Random Posts

banner image

Jumat, 10 November 2017

Legit Cengkeh di Taliabu

foto Jf. Upik: penulis yang sedang "berjudi" memilih jalan yang benar

Magrib jatuh di barat, KM. Agil Pratama melewati celah antara Pulau Mangoli dan Taliabu. Perahu-perahu motor mulai mendekati badan kapal hendak memuat penumpang yang akan turun. Saya di Haluan menikmati sunset dipadu hijau Taliabu dan Mangoli. “Mungkin ini selat Capalulu” jawab anak seusia SD ketika ditanyai oleh saya.

Baru saja mekar, pisah dari kabupaten Kepulauan Sula (kepsul), Kabupaten Pulau Taliabu seperti seorang bayi yang hendak tumbuh dewasa, tidak boleh membiarkan Kabupaten pulau Taliabu merangak sendiri. Kepsul dan provinsi Maluku Utara harus menemani Taliabu hingga benar-benar bisa “berdiri dan berlari” – menerima hibah dari Kepsul Rp. 20 milyar selama dua tahun dan bantuan untuk pemilihan kepala daerah yang pertama dan dari provinsi sebesar Rp. 5 milyar selama tiga tahun berturut-turut dan Rp. 5 milyar untuk pelaksanaan pemilihan bupati yang pertama kali*. 

lima tahun sudah, sejak pemekarannya pada tahun 2013 - katanya telah melewati masa percobaan sebagai kebupaten baru. Sudah benar-benar lepas dari asuhan Kepsul dan provinsi. Taliabu kini mekar dan seharusnya sudah bisa berlari mengejar ketertinggalan pembangunan. Mekar dan menebarkan “wewangi” kebijakan yang memihak masyarakat bukan kawan apalagi keluarga.

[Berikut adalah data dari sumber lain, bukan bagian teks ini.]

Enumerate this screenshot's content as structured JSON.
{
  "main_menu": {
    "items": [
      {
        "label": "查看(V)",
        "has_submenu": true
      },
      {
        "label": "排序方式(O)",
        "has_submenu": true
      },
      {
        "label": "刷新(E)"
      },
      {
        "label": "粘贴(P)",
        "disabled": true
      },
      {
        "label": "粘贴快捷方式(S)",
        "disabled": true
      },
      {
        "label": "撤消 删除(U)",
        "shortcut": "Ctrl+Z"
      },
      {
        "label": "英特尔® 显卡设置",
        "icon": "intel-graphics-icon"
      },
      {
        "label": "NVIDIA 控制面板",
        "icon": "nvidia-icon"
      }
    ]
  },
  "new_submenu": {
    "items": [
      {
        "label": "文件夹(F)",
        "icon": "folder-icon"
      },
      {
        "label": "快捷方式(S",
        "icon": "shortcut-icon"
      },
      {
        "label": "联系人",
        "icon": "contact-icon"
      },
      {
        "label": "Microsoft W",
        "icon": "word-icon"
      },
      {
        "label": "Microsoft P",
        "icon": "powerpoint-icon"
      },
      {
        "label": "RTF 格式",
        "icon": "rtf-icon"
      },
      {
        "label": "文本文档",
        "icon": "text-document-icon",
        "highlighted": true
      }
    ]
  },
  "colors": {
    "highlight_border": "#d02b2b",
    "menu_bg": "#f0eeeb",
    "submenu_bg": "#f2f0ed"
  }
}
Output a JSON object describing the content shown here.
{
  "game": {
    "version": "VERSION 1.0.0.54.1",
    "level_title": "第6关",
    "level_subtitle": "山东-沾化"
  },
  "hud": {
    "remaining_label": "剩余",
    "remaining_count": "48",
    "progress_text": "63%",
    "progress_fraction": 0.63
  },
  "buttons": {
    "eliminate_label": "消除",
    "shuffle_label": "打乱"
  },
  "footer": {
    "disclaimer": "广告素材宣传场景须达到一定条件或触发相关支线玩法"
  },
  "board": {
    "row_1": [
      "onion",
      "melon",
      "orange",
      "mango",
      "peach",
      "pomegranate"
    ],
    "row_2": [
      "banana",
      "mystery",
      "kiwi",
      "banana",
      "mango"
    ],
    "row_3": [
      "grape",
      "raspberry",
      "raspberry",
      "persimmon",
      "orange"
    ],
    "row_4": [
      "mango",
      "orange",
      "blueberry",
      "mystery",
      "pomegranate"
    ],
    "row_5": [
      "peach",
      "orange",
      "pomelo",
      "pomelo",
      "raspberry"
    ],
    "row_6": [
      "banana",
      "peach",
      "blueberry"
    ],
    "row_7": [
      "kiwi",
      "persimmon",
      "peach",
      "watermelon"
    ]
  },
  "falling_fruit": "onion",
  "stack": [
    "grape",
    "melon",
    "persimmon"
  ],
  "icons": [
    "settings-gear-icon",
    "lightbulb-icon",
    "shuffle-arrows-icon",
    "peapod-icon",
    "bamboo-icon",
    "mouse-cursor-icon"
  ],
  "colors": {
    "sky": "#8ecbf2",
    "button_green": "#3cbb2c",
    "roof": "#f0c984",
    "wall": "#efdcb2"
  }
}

foto Jf. Upik; salah satu nama jalan di kecamatan Taliabu Barat









Kabupaten pulau Taliabu siapa yang tidak kenal. Tanah Salahakan itu subur. Sebatang cengkeh kering akan tumbuh lebat. Di ujung tangkai, di antara daun hijau, tumbuh bunga-bunga cengkeh lalu matang siap dipanen. Aromanya legit, tidak hanya menggoda pengusaha maupun tengkulak kelas teri, tetapi juga mengundang penjajah rakus datang merampas tanah dan pohon-pohon cengkeh di bumi Maluku. Kekayaan rempah-rempah yang menggoda dituangkan dalam puisi Pulau Cockayne dari Irlandia abad ke 13;

Ada pohon di padang rumput, sangatlah indah dipandang.Akarnya berupa jahe  dan akar lengkuas, tunasnya dari temuh putih.Bunga-bunganya berupa tiga helai bunga pala, sedang kulit kayunya
Kayu manis berbau sedap.Buahnya berupa cengkih yang sedap dan lada berekor pun berlimpah**

Jika kita mencari sejarah cengkeh maka akan kita temukan banyak catatan sejarah yang menceritrakan kebutuhan rempah di Eropa dan nafsu serakah kompeni telah membuat pemerintah Hindia-Belanda melakukan pelayaran Hongi atau Hongitochten. Pelayaran itu bertujuan menebang dan membakar cengkeh di pulau-pulau dan mencegah kapal lin selain milik VOC membawa cengkeh ke Eropa. Tercatat pula, pelayaran itu atas persetujuan kesultanan dan orang orang kaya di Ternate, namun persetujuan itu disepakti karena dalam kesepakatannya, pemerintah Hindia-Belanda akan mengganti semua kerugian dari semua cengkeh yang ditebang maupun yang dibakar***. 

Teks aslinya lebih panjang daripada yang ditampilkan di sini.